[43] 「幻子」4
その日の夜遅く、頃合いを見て父の家に入った。
傍から見ればそれは侵入に近い様相だったろうが、数年前までは私もこの家で暮らしていたのだ。何もやましいことはないし、鍵だってちゃんと持っている。ただやはり、警察が張り巡らせた黄色いテープを無断で潜る直前、無意識に周囲をキョロキョロと見渡してしまった。なるべく音を立てないように鍵を開け、カラカラと音のなるスライド式の扉をゆっくりと滑らせた。

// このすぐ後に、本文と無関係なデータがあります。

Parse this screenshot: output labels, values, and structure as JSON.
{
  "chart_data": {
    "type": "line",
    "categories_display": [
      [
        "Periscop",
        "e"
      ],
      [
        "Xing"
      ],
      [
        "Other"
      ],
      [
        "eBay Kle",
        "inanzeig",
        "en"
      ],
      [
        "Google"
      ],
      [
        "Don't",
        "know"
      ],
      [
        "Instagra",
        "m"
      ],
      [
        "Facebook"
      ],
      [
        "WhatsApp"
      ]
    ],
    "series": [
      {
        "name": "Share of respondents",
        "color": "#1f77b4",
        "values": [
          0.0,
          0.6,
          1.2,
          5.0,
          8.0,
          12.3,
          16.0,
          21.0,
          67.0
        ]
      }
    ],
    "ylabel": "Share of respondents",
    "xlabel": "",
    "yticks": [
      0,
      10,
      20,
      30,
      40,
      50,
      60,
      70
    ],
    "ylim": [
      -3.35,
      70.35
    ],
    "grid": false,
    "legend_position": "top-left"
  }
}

本来なら懐かしいはずの室内には、まだ血の匂いが残っていた。
借家でないこともあって、現場保存の観念からも、家の中は惨憺たる有様のまま放置されていた。特に父のくつろぎの場である居間が最もひどかった。父はおそらくこの六畳の居間で呪いの効果が発動し、そして…。
「……ふう」
思わず溜息が出る。
目をやると、壁に備え付けられた年季の入った救難信号装置周辺に、父の赤い手形がべっとりと生々しく残されていた。赤、白、黄とあり、家の屋根から煙を断ち昇らせる、いわゆる狼煙を炊き上げる為のスイッチだ。新開さんから聞いた話では、父は黄色の煙を炊いたという。『当方、霊障により瀕死』。近くに住む小原さんが在宅中だったことがなによりの救いだ。父の受けた呪いの効果は尋常でない量の吐血を伴ったというし、呪いの正体がなんであれ、被害者が父でなければ助けが来るまでの間に絶命したことは間違いないだろう。

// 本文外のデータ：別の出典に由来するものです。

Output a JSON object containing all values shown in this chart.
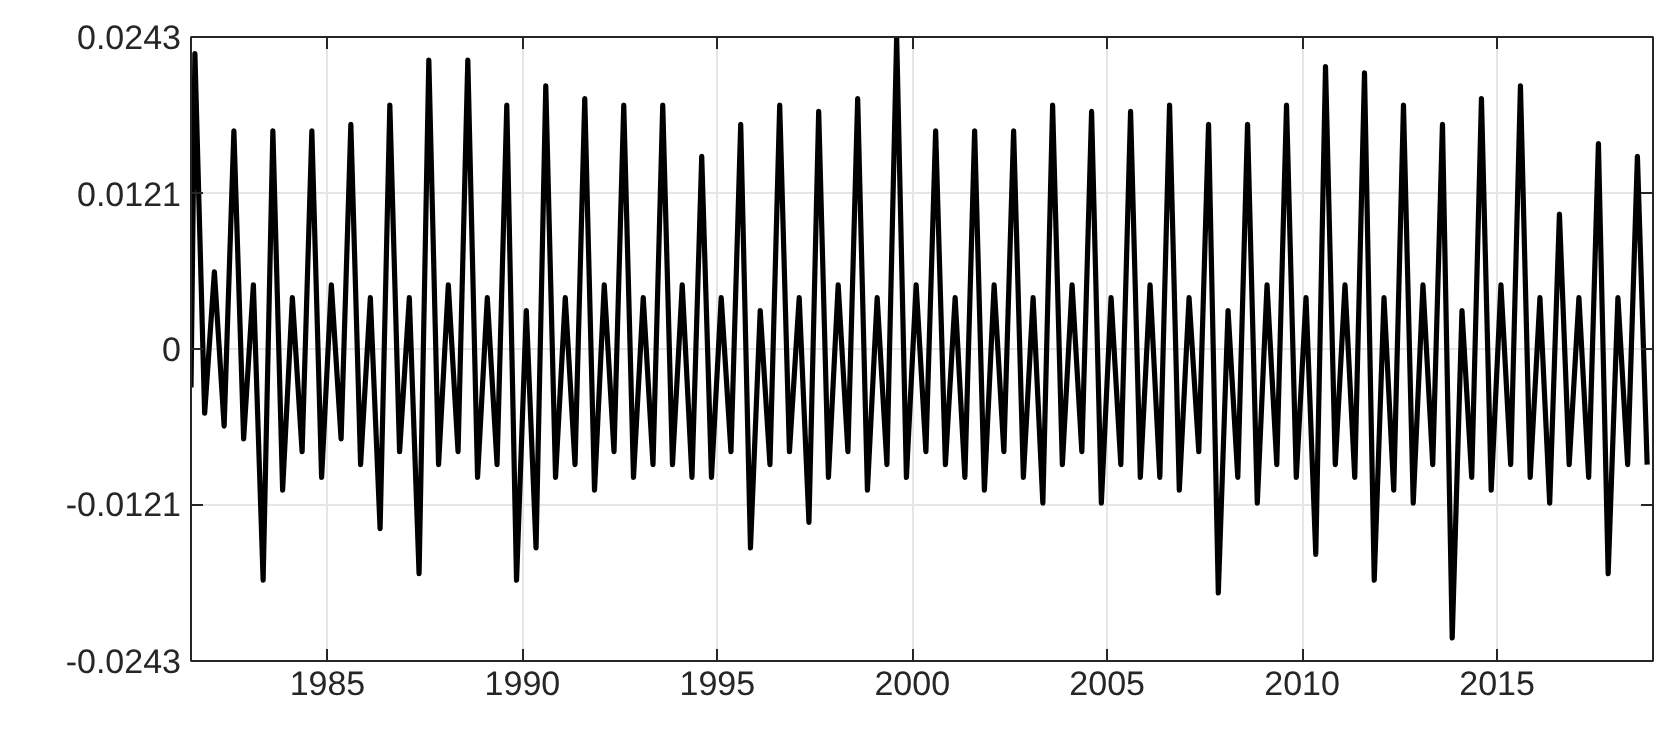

見れば、いたるところに血が飛んでいる。バケツに張った液体に巨大な筆を浸し、吸わせ、めちゃくちゃに振り回したかのように、無数の血飛沫が縦横無尽に飛び散っていた。父がその身から吐いたであろう血が床に溜まって黒くこびり付き、壁、天井、家具、座布団など、おそらく血のついていない部分がないくらい、視界が真っ赤に染まっている。すでに乾いて変色しているものの、その色は間違いなく血の色として私の目に映った。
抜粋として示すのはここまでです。